Caso Magherini, la difesa dei carabinieri: “E’ un processo contro l’Arma”

I legali dei militari chiedono l'assoluzione e accusano il 118: "Se fosse stata mandata subito un'automedica non sarebbe morto", tra un mese la sentenza

Riccardo Magherini

Assoluzione. E’ la richiesta degli avvocati Francesco Maresca e Riccardo Ragusa per i loro assistiti, i quattro carabinieri (Stefano Castellano, Davide Ascenzi, Vincenzo Corni e Agostino Della Porta) imputati di omicidio colposo, al pari di tre volontari della Croce Rossa, per la morte di Riccardo Magherini, avvenuta il 3 marzo 2014 in borgo San Frediano, durante l’arresto da parte dei militari.

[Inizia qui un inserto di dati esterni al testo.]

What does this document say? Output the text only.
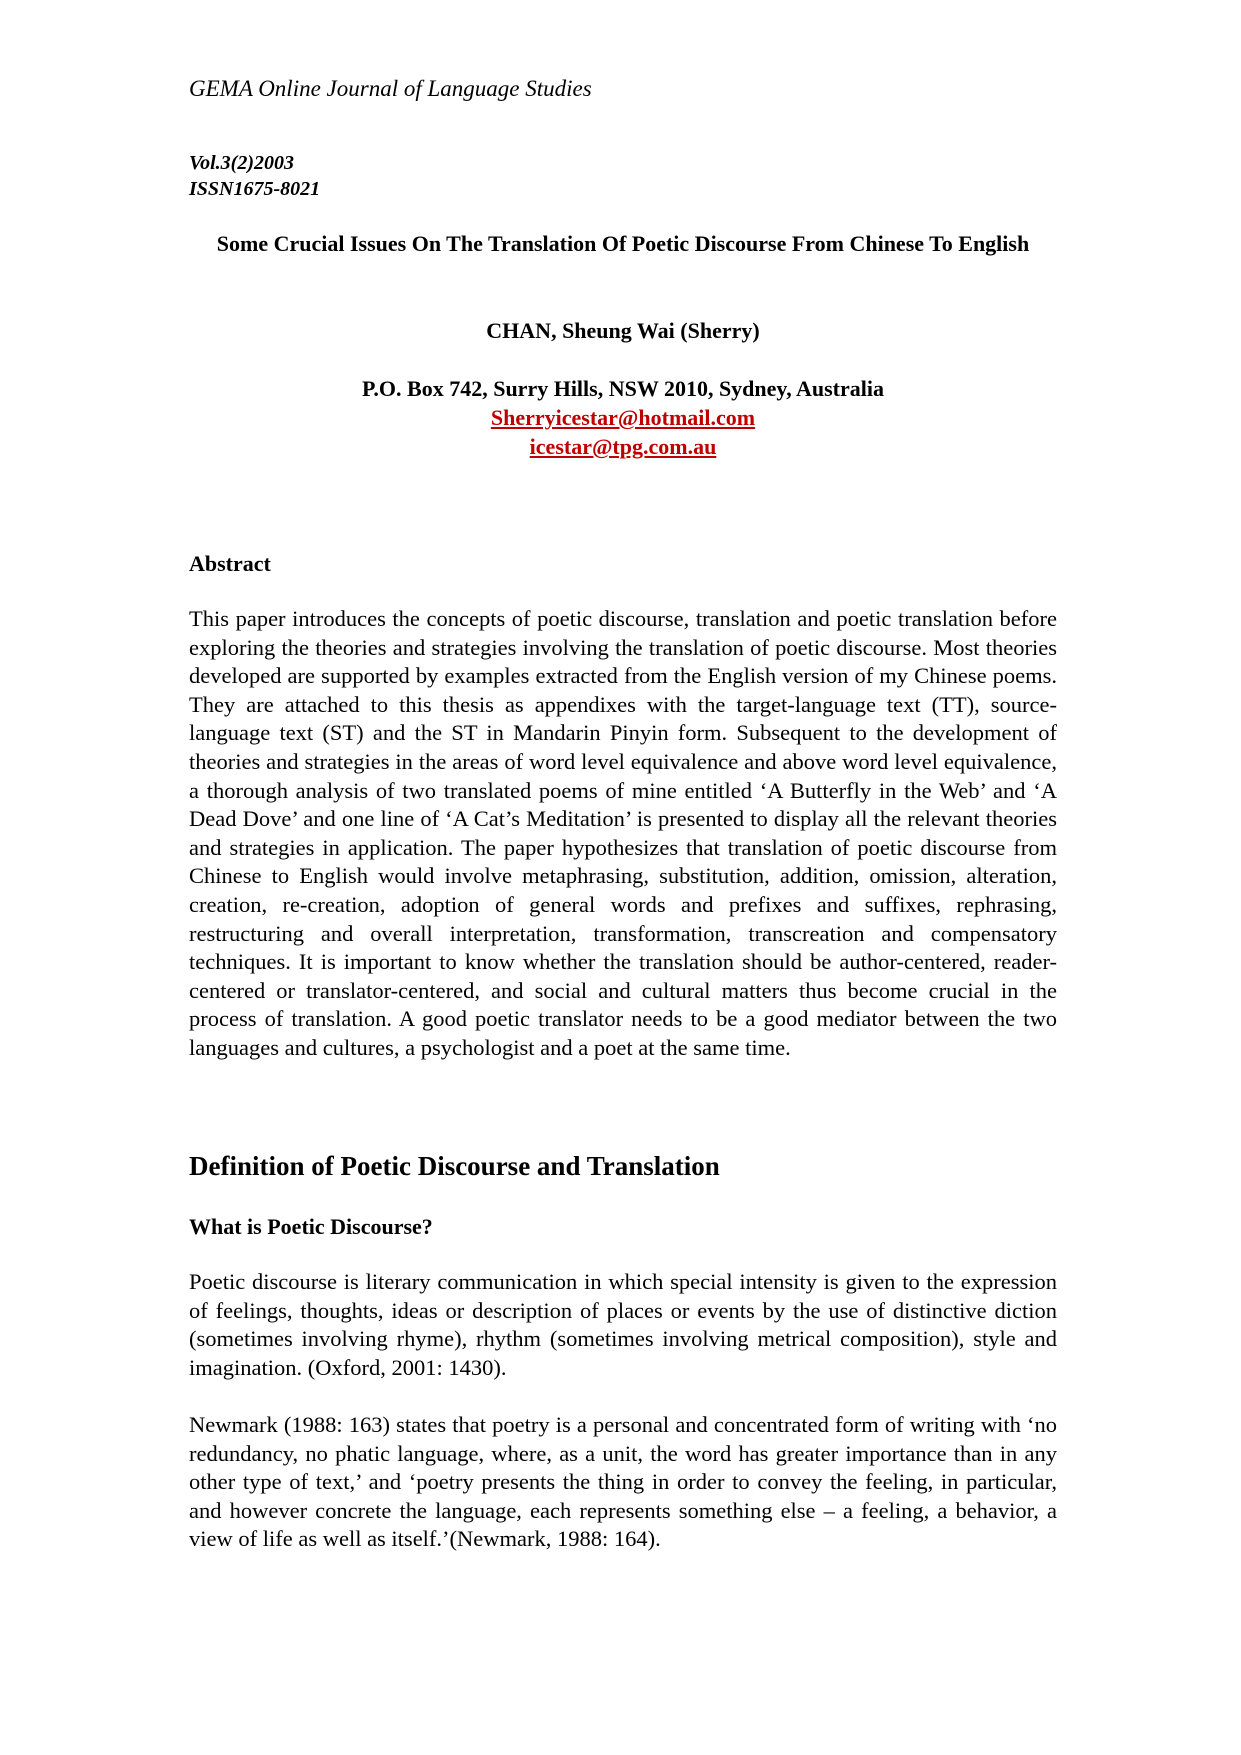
GEMA Online Journal of Language Studies
Vol.3(2)2003
ISSN1675-8021
Some Crucial Issues On The Translation Of Poetic Discourse From Chinese To English
CHAN, Sheung Wai (Sherry)
P.O. Box 742, Surry Hills, NSW 2010, Sydney, Australia
Sherryicestar@hotmail.com
icestar@tpg.com.au
Abstract

This paper introduces the concepts of poetic discourse, translation and poetic translation before exploring the theories and strategies involving the translation of poetic discourse. Most theories developed are supported by examples extracted from the English version of my Chinese poems. They are attached to this thesis as appendixes with the target-language text (TT), source-language text (ST) and the ST in Mandarin Pinyin form. Subsequent to the development of theories and strategies in the areas of word level equivalence and above word level equivalence, a thorough analysis of two translated poems of mine entitled ‘A Butterfly in the Web’ and ‘A Dead Dove’ and one line of ‘A Cat’s Meditation’ is presented to display all the relevant theories and strategies in application. The paper hypothesizes that translation of poetic discourse from Chinese to English would involve metaphrasing, substitution, addition, omission, alteration, creation, re-creation, adoption of general words and prefixes and suffixes, rephrasing, restructuring and overall interpretation, transformation, transcreation and compensatory techniques. It is important to know whether the translation should be author-centered, reader-centered or translator-centered, and social and cultural matters thus become crucial in the process of translation. A good poetic translator needs to be a good mediator between the two languages and cultures, a psychologist and a poet at the same time.

Definition of Poetic Discourse and Translation
What is Poetic Discourse?

Poetic discourse is literary communication in which special intensity is given to the expression of feelings, thoughts, ideas or description of places or events by the use of distinctive diction (sometimes involving rhyme), rhythm (sometimes involving metrical composition), style and imagination. (Oxford, 2001: 1430).

Newmark (1988: 163) states that poetry is a personal and concentrated form of writing with ‘no redundancy, no phatic language, where, as a unit, the word has greater importance than in any other type of text,’ and ‘poetry presents the thing in order to convey the feeling, in particular, and however concrete the language, each represents something else – a feeling, a behavior, a view of life as well as itself.’(Newmark, 1988: 164).
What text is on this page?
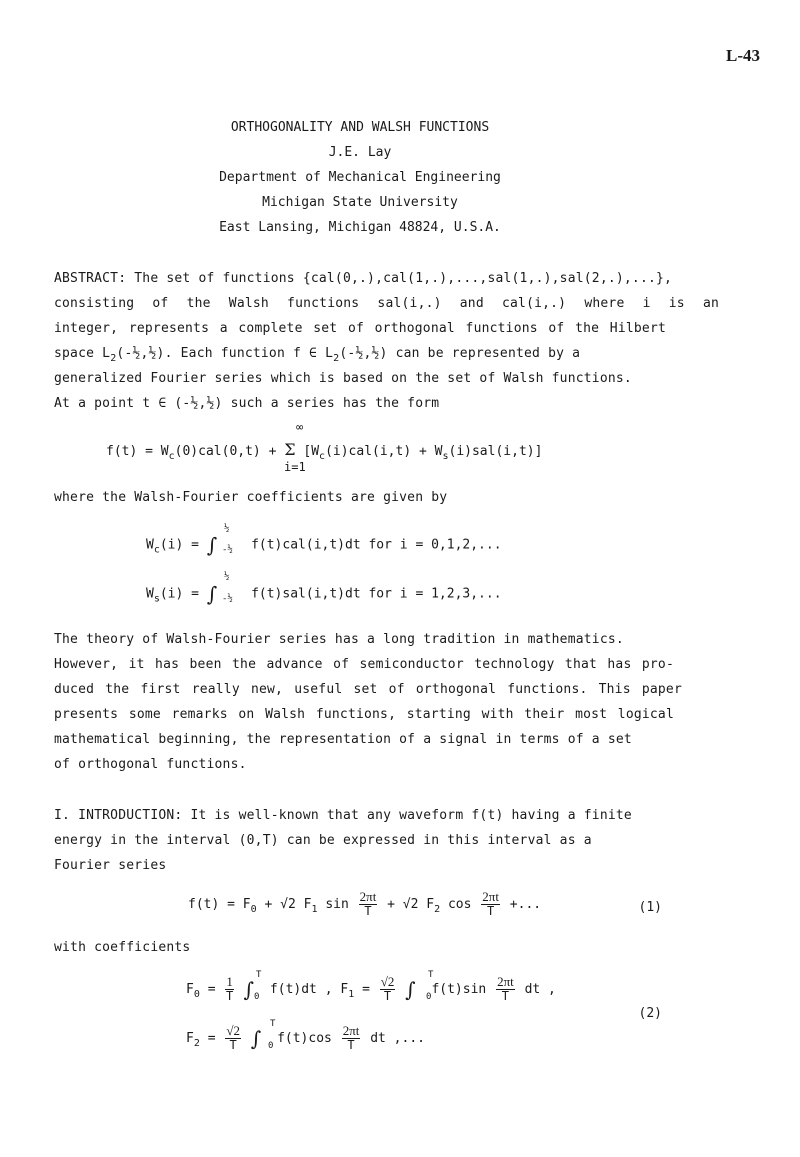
L-43
ORTHOGONALITY AND WALSH FUNCTIONS
J.E. Lay
Department of Mechanical Engineering
Michigan State University
East Lansing, Michigan 48824, U.S.A.
ABSTRACT: The set of functions {cal(0,.),cal(1,.),...,sal(1,.),sal(2,.),...},
consisting of the Walsh functions sal(i,.) and cal(i,.) where i is an
integer, represents a complete set of orthogonal functions of the Hilbert
space $L_2(-\frac{1}{2},\frac{1}{2})$. Each function f ∈ $L_2(-\frac{1}{2},\frac{1}{2})$ can be represented by a
generalized Fourier series which is based on the set of Walsh functions.
At a point t ∈ (-½,½) such a series has the form
∞
$f(t) = W_c(0)cal(0,t) + \Sigma$ $[W_c(i)cal(i,t) + W_s(i)sal(i,t)]$
i=1
where the Walsh-Fourier coefficients are given by
$W_c(i)$ = ∫	f(t)cal(i,t)dt for i = 0,1,2,...
½
-½
$W_s(i)$ = ∫	f(t)sal(i,t)dt for i = 1,2,3,...
½
-½
The theory of Walsh-Fourier series has a long tradition in mathematics.
However, it has been the advance of semiconductor technology that has pro-
duced the first really new, useful set of orthogonal functions. This paper
presents some remarks on Walsh functions, starting with their most logical
mathematical beginning, the representation of a signal in terms of a set
of orthogonal functions.
I. INTRODUCTION: It is well-known that any waveform f(t) having a finite
energy in the interval (0,T) can be expressed in this interval as a
Fourier series
$f(t) = F_0 + √2$ $F_1$ $\sin \frac{2\pi t}{T} + √2$ $F_2$ $\cos \frac{2\pi t}{T}$ +...	(1)
with coefficients
$F_0 = \frac{1}{T}$ ∫ f(t)dt , $F_1 = \frac{√2}{T}$ ∫ $f(t)\sin \frac{2\pi t}{T}$ dt ,
T
0
T
0
(2)
$F_2 = \frac{√2}{T}$ ∫ $f(t)\cos \frac{2\pi t}{T}$ dt ,...
T
0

“Usciamo dall’ipocrisia processuale, questo è un processo contro l’intera Arma dei carabinieri. Comunque vada a finire, la morte di Riccardo è una tragedia, ma dalla famiglia Magherini avrei voluto rispetto ed educazione, invece di offese e minacce”, esordisce Maresca, che difende Ascenzi, Corni e Della Porta. L’arringa del legale si incentra poi sul ruolo del 118 e sull’assunzione, quella notte, da parte di Magherini, “di una massiccia dose di cocaina e di alcol”. In aula ci sono volontari e amici di Magherini ma, dopo il richiamo del giudice nell’ultima udienza, senza le consuete tute rosse e le magliette gialle con la scritta ‘I Love Riky’.

“I carabinieri chiamarono subito un’ambulanza, chiedendo un medico. Invece si videro arrivare dei volontari”, prosegue Maresca, che richiama l’attenzione sull’operatrice del 118 che dopo la chiamata dei militari “scelse di inviare i volontari invece dell’auto medica. E’ questo lo sbaglio macroscopico e la causa esclusiva che ha portato alla morte di Magherini. Se fosse stata inviata subito l'automedica, come richiesto, sarebbe sopravvissuto: oggi quell’operatrice dovrebbe essere l’unica imputata in questo processo”. Posizione non condivisa dal pm Luigi Bocciolini, che dopo un primo momento ne chiese l’archiviazione.

Insieme ai carabinieri sono imputati anche tre volontari. Uno è morto nel corso del processo. In merito alle altre due, il pm ha chiesto la condanna per la sola Claudia Matta, che si avvicinò al Magherini steso a terra, ammanettato e tenuto prono, a pancia in giù sull'asfalto. “Riccardo è morto per asfissia - sostengono i legali di Magherini -, causata dai carabinieri che hanno continuato a starci sopra anche quando era ammanettato, facendo pressione sul collo ed impedendogli di respirare”. I legali dei carabinieri invece puntano sul fattore cocaina.

Se non l’avesse assunta avrebbe potuto restare in posizione prona e non sarebbe morto, e se un calcio c’è stato, è stato dato per farlo girare”, dice Maresca, che poi chiama nuovamente in causa i volontari. “Sono soccorritori di livello avanzato, in grado di fare manovre respiratorie. Perché non hanno iniziato un dialogo con i carabinieri?”. “Perché i carabinieri hanno impedito loro di avvicinarsi”, sostiene la difesa dei volontari. Una tesi respinta da Maresca: “La Matta ha potuto avvicinarsi, e se avesse chiesto di girare Magherini per fare delle manovre respiratorie certo non le sarebbe stato impedito”.

Il pm, per i 4 carabinieri e per la volontaria della Croce Rossa, ha chiesto una condanna a 9 mesi (con 1 mese aggiuntivo a Corni per percosse). Il giudice Barbara Bilosi ha convocato le parti per il prossimo 13 luglio alle 9:30. Forse ci sarà una contro replica delle parti civili (gli avvocati di Magherini), poi il giudice riunirà la camera di consiglio ed emetterà la sentenza.